Anthony Arblaster – ThB 48-56

Tuesday 14 June 2022

Submitted by Richard Arblaster

In his book The Rise and Decline of Western Liberalism (1984) Anthony Arb laster, who died on April 12, sought to bring out some of the ‘darker and harsher aspects of liberalism’ but added: ‘the best of liberalism is too good to be left to the liberals.’ Socialism would fulfil liberalism’s promises. Given the ‘fragility of liberalism’s achievements,’ he wrote, ‘even in its traditional heartlands,’ a ‘firm commitment to the best of liberal values and institutions’ is ‘more necessary than ever.’ An early sense of dangers ever more apparent.
He kept to that commitment throughout his life. A socialist from an early age and educated at Christ’s Hospital school, he chose to do his National Service in the Army as a private, refusing to carry a weapon, and then studied history at Balliol College, Oxford. As his undergraduate friend, I found his political but also his wide literary and musical passions incandescently inspiring. We would later co-edit an anthology of visions of a better world in The Good Society (1971).
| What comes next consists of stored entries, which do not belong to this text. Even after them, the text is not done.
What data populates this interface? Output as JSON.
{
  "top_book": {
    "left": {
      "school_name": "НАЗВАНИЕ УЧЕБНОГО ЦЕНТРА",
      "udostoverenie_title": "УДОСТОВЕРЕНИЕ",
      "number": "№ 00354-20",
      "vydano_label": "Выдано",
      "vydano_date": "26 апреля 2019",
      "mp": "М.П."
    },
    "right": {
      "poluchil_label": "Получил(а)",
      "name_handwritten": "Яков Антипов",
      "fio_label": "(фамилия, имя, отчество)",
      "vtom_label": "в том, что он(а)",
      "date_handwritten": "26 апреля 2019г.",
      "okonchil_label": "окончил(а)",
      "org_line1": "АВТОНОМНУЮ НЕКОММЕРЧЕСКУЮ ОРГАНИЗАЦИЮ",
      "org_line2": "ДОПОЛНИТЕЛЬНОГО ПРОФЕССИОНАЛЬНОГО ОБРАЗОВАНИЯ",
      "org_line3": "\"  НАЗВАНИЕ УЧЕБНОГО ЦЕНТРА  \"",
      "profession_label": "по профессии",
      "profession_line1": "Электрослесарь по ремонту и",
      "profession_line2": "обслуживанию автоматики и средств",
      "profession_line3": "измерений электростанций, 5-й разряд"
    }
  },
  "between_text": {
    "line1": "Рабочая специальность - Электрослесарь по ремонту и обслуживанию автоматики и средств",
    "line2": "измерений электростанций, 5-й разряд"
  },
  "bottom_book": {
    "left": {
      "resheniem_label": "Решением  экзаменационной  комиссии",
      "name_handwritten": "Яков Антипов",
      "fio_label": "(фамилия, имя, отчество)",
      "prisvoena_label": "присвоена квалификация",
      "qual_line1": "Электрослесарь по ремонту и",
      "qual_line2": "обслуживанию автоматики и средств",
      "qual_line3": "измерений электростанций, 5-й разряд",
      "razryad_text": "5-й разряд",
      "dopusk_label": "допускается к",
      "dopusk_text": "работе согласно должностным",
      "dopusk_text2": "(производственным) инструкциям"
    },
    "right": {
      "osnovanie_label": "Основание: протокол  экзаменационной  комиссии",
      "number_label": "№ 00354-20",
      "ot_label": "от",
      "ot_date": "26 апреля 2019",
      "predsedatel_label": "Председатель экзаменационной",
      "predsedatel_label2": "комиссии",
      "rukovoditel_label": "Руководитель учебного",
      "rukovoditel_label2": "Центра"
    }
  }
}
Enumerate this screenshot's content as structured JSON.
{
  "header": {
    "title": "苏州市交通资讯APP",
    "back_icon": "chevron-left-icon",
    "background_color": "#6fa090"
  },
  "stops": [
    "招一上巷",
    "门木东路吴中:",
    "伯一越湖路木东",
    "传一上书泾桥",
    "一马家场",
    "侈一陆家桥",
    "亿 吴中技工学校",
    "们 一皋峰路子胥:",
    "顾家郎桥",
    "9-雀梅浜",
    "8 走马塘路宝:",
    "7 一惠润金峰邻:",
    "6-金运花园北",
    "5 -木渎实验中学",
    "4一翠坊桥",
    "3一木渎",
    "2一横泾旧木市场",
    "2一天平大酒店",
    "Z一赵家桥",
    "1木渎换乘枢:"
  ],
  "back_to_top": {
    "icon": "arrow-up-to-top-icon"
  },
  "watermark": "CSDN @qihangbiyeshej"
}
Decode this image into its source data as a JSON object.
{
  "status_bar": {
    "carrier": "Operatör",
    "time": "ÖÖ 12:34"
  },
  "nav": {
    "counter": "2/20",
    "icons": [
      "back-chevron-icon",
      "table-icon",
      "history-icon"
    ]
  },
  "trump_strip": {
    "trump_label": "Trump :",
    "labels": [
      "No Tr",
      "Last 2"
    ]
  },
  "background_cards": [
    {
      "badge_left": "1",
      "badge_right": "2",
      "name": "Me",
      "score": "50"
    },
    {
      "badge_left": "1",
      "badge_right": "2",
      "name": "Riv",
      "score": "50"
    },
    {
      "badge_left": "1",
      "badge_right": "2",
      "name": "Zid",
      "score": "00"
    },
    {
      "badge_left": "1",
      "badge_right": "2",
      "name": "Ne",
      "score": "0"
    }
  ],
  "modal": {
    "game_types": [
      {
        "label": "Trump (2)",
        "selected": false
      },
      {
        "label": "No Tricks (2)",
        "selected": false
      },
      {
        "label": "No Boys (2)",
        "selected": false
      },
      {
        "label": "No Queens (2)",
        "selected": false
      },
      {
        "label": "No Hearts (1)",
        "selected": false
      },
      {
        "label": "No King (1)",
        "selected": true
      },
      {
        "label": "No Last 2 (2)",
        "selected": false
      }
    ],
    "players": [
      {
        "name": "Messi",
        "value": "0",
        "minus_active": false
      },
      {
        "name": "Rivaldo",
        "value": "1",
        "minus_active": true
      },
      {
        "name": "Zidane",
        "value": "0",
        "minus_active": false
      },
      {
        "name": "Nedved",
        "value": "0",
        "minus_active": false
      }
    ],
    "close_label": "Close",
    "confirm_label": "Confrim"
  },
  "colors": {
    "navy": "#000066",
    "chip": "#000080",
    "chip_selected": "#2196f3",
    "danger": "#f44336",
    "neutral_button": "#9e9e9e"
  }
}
Eager to pursue political theory, he studied philosophy at University College, London but then became a journalist at Tribune from 1961-68, with one foray into parliamentary politics as Labour candidate in an ultra-safe Tory constituency. He then moved into university life, first at Manchester, then for 34 years at Sheffield.
This was no retreat. His book Democracy (1987) focused on creating, not just defending it. He campaigned against attempts to stifle dissent within academia, publishing Academic Freedom (1974). He denounced the Labour Party’s
‘conventional chauvinistic attitudes’ and obsessive ‘need to prove its loyalty’ in his pamphlet ‘Thatcher’s War; Labour’s Guilt.’ He wrote articles for many radical publications. The Labour politician Tam Dalyell called him a ‘brilliant polemicist.’ He founded the Socialist Society with Ralph Miliband and Raymond Williams in 1981. And he was always active locally, writing for the Sheffield Free Press and campaigning against racism. For two years before the pandemic he volunteered every week in a local food bank.
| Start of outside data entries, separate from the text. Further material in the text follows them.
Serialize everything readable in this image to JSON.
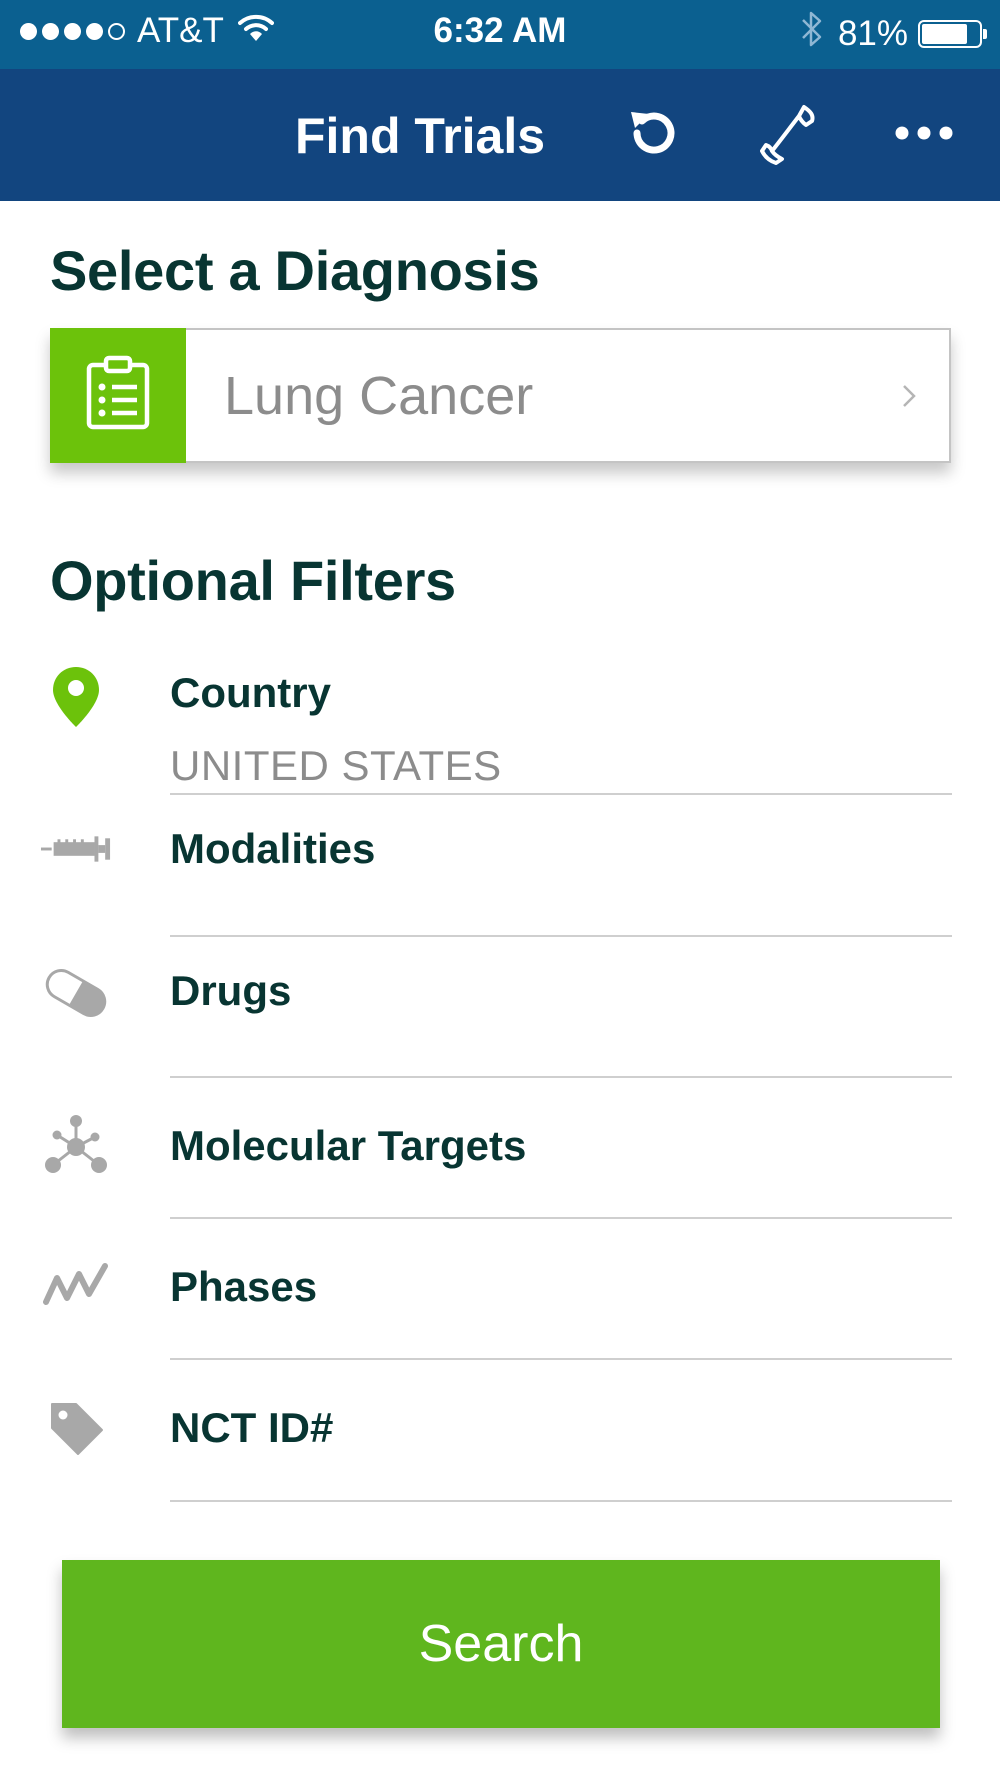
{
  "status_bar": {
    "carrier": "AT&T",
    "time": "6:32 AM",
    "battery_percent": "81%",
    "battery_level": 0.81,
    "signal_bars": 4,
    "signal_max": 5
  },
  "nav": {
    "title": "Find Trials",
    "icons": [
      "refresh-icon",
      "phone-icon",
      "more-icon"
    ]
  },
  "diagnosis": {
    "heading": "Select a Diagnosis",
    "value": "Lung Cancer",
    "icon": "clipboard-list-icon"
  },
  "filters": {
    "heading": "Optional Filters",
    "items": [
      {
        "label": "Country",
        "value": "UNITED STATES",
        "icon": "location-pin-icon"
      },
      {
        "label": "Modalities",
        "icon": "syringe-icon"
      },
      {
        "label": "Drugs",
        "icon": "pill-icon"
      },
      {
        "label": "Molecular Targets",
        "icon": "molecule-icon"
      },
      {
        "label": "Phases",
        "icon": "zigzag-icon"
      },
      {
        "label": "NCT ID#",
        "icon": "tag-icon"
      }
    ]
  },
  "search_button": {
    "label": "Search"
  },
  "colors": {
    "status_bar": "#0b6090",
    "nav_bar": "#12457f",
    "accent_green": "#6cc20b",
    "button_green": "#5fb61e",
    "heading_text": "#083532",
    "muted_text": "#8c8c8c"
  }
}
His life-long love of the opera issued in his ambitious book Viva la Liberto!: Politics in Opera, which ranges widely across operas since Mozart, exploring their engagement with ‘the great issues of politics’ that ‘stir us all at one time or another.’
He was gentle, decent, a joy to be with and politically non­sectarian. He is mourned by his wife, Lynda Snowden, his two sons and three grandchildren.